Wow! I thought it was banarasi sari fabric! Thanks for informing me!
Tell me more.
This is a print by the artist Marisol. The work is called "Saca La Lengua," which translates to “Stick out Your Tongue.” It's interesting that she chooses the tongue to highlight in this work, because at age 11 Marisol choose not to speak again until her late 20s.
Tell me more.
This artist, Chakaia Booker, is known for sculptures made from repurposed tires. Her use of tires is a reference to industrialization, consumerism, and environmental impacts. She likens the tires' surface to human skin in the way that they age, wear, and bear scars.
What is the relationship between Thomas and the models?
Thomas typically works with friends and family members as models for her paintings and photographs. Madame Mama Bush is Thomas's own mother, Sandra Bush. Bush herself worked as a fashion model in the 1970s.

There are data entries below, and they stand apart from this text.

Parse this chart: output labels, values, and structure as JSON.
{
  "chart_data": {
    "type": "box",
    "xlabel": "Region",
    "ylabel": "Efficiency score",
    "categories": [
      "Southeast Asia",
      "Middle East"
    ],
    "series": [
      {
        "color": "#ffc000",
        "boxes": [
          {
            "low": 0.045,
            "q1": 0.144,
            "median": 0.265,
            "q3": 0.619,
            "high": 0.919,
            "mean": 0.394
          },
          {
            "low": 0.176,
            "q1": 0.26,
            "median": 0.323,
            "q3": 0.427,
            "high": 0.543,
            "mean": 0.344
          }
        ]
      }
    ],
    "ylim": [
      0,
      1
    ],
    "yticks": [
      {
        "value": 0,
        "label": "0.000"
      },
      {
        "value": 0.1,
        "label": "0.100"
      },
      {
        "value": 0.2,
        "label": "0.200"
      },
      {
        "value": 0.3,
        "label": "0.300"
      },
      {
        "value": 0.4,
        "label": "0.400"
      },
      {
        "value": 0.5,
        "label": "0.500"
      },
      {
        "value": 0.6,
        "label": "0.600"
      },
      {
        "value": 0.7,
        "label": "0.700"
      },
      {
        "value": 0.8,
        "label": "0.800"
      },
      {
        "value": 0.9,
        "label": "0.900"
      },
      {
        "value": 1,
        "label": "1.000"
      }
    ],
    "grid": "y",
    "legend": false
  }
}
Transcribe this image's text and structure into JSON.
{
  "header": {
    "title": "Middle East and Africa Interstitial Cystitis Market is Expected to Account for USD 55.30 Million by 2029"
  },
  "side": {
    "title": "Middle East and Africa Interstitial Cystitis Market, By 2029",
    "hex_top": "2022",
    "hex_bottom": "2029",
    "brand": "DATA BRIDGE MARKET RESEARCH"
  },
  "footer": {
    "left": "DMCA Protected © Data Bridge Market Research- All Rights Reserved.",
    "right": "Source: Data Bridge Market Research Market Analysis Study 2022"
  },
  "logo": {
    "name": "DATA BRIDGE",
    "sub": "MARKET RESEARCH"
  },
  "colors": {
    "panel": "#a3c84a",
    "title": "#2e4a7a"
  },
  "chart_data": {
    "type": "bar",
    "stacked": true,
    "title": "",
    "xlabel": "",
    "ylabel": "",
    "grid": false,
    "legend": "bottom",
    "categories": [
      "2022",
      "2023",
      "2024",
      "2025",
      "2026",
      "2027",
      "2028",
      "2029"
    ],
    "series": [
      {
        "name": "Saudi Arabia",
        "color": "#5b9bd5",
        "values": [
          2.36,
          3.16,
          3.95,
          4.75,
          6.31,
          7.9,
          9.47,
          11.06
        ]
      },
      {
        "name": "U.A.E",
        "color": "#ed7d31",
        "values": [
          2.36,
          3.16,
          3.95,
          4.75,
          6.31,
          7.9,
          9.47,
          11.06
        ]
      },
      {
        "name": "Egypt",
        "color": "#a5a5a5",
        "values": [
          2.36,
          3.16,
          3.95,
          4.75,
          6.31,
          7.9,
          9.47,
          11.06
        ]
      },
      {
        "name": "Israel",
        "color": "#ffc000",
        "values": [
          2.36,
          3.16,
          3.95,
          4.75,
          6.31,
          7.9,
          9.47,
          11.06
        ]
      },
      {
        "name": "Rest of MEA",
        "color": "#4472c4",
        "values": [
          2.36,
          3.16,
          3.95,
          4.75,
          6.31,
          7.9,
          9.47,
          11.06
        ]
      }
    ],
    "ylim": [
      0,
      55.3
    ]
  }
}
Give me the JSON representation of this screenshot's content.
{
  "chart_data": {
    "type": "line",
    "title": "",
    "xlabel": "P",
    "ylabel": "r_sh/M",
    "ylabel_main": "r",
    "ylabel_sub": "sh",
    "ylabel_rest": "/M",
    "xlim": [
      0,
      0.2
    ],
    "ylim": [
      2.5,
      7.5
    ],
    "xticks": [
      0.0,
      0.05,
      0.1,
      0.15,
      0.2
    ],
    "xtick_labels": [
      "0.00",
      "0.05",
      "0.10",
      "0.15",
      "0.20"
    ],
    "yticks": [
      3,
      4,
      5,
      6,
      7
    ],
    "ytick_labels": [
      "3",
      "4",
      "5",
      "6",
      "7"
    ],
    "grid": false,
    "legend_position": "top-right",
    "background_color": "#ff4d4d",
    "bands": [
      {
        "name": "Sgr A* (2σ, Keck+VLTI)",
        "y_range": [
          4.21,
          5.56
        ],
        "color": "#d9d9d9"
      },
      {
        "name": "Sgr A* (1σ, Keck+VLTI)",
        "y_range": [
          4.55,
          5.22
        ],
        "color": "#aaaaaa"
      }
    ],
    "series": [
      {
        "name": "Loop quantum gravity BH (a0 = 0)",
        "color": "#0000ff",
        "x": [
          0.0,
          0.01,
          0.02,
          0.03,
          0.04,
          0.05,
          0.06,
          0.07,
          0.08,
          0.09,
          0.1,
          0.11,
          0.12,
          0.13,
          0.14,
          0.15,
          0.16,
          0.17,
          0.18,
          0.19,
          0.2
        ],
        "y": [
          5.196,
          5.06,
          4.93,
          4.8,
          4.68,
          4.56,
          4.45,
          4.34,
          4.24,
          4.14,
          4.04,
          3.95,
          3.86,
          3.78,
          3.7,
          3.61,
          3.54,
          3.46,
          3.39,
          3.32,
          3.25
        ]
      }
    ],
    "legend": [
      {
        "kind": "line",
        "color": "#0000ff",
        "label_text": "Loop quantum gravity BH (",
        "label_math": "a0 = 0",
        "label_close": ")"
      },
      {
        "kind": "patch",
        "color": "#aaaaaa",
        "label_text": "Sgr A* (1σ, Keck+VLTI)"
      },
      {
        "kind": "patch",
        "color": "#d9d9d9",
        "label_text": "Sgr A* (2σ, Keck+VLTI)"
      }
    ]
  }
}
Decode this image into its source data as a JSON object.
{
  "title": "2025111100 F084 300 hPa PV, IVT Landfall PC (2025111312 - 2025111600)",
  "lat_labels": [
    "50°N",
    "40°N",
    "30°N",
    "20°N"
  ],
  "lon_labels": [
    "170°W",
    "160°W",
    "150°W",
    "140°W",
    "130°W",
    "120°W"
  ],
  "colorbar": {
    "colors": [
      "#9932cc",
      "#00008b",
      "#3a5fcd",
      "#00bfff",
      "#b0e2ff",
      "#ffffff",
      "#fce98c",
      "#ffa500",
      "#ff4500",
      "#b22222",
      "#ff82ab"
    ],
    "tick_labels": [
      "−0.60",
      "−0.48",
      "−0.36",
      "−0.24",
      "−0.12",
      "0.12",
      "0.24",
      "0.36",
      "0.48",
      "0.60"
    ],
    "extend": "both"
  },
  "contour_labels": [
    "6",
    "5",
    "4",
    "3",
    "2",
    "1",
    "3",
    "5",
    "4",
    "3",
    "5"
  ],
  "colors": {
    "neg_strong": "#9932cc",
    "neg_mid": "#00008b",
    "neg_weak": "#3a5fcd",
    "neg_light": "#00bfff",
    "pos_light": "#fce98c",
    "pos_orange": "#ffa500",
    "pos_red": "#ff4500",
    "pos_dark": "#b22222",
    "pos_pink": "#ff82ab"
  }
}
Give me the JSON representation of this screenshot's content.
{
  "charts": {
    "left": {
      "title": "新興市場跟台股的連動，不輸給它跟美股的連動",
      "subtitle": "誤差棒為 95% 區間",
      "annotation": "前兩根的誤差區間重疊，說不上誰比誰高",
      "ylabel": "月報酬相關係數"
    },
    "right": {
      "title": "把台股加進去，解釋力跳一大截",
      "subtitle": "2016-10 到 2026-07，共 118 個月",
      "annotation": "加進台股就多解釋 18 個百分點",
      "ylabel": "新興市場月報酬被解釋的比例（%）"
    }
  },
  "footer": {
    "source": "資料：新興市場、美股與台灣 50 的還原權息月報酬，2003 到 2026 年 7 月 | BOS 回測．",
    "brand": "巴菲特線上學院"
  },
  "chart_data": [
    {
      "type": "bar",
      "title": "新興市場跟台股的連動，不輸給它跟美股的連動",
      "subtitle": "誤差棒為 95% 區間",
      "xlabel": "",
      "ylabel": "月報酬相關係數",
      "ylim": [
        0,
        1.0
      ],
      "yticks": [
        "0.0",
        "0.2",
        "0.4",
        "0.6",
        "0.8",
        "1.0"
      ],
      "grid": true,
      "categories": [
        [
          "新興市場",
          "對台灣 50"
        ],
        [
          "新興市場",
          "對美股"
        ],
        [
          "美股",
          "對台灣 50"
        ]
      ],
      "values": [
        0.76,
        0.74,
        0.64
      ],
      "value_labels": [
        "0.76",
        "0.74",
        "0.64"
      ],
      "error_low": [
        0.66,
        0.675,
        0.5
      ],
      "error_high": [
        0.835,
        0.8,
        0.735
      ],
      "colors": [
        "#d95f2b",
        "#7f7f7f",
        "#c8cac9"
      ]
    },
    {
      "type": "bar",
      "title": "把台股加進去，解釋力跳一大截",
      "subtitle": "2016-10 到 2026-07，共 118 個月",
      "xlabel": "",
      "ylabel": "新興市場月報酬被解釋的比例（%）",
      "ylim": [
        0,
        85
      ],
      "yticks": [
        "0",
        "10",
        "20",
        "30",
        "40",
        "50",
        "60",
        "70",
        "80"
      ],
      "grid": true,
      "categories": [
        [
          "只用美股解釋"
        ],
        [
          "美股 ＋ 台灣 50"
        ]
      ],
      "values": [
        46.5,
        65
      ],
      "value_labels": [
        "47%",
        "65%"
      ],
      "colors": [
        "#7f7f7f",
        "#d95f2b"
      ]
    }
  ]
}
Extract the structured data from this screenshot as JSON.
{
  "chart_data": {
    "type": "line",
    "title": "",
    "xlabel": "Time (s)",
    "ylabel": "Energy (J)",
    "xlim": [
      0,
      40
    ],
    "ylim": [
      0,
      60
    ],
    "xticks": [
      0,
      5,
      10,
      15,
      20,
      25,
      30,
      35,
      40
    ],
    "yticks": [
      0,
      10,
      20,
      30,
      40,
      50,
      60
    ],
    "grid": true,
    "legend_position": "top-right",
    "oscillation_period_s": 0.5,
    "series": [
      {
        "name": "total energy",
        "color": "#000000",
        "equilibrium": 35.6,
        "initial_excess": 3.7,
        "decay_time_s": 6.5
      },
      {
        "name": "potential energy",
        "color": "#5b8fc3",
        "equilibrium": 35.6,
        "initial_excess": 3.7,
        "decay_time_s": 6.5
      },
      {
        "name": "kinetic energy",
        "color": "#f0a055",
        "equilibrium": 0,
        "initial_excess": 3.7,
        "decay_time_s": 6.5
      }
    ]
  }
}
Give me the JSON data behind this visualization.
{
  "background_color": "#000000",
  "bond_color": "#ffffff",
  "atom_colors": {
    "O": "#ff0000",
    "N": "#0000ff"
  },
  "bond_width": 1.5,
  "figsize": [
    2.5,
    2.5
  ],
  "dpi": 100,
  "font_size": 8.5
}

Thomas has said: “I believe that the sitter has the power (or more power than I have) over what’s being presented. I’m not overly choreographing the women I work with; I’m really trying to capture a quality within them. They are presenting to me, through their lens, how they want to be represented."
What are Spero’s specific references and how has she rewritten their story?
Spero means to "construct a simultaneity of women through time." She said: "The history of women I envision is neither linear nor sequential. I try...to show that it all has reverberations for us today. And then it makes sense." In “Fertility Totem,” she reproduces image from Prehistoric, Ancient Greek, and Australian Aboriginal traditions including a woman masturbating with dildos as an act of bodily autonomy based on a kylix in the collection of the Hermitage Museum in St. Petersburg. “Hieratic” includes images of Egyptian goddesses including Nut, one of Spero's favorites. She often used this stamp of Nut with additional breasts, a nod to the she-wolf that raised Romulus and Remus, to emphasize her maternal and powerful role.
What is the significance of blue mush in the Nestle box?
Pop artists like Strider frequently used commercialized packaging or other ubiquitous imagery in their work to question the nature of fine art. The blue mush (or any color mush, for that matter), here, is something specific to Strider's work. This two-dimensional work is based on three-dimensional works she created by allowing urethane foam to rupture and freely expand from packages. It sort of suggests she can't be contained by societal norms.
Aaaah! My daughter thought it was smoke!
I can see why! In reality, the foam would have poured out in a similar way!
These posters are incredible; it’s amazing that the most recent one is from 1997 and they all remain so relevant. How did the curators make their decision and narrow it down from 50 posters?
Aren't they?! The Guerrilla Girls were founded in in NY in 1985 in direct response to an exhibition at MoMa and to protest gender and racial discrimination in the art word. Many of their points remain relevant to institutions today, it’s true.
As for how they narrowed it down, I believe the answer has to do with the ones which resonate even today, as you noticed. The current social and political climate was a major factor in the selection of all of the artworks for “Half the Picture.” This exhibition was actually named for one of the posters, the one which reads “You're seeing less than half the picture without the vision of women artists and artists of color.
Looking at it now!
It's so simple but communicates its point graphically and effectively.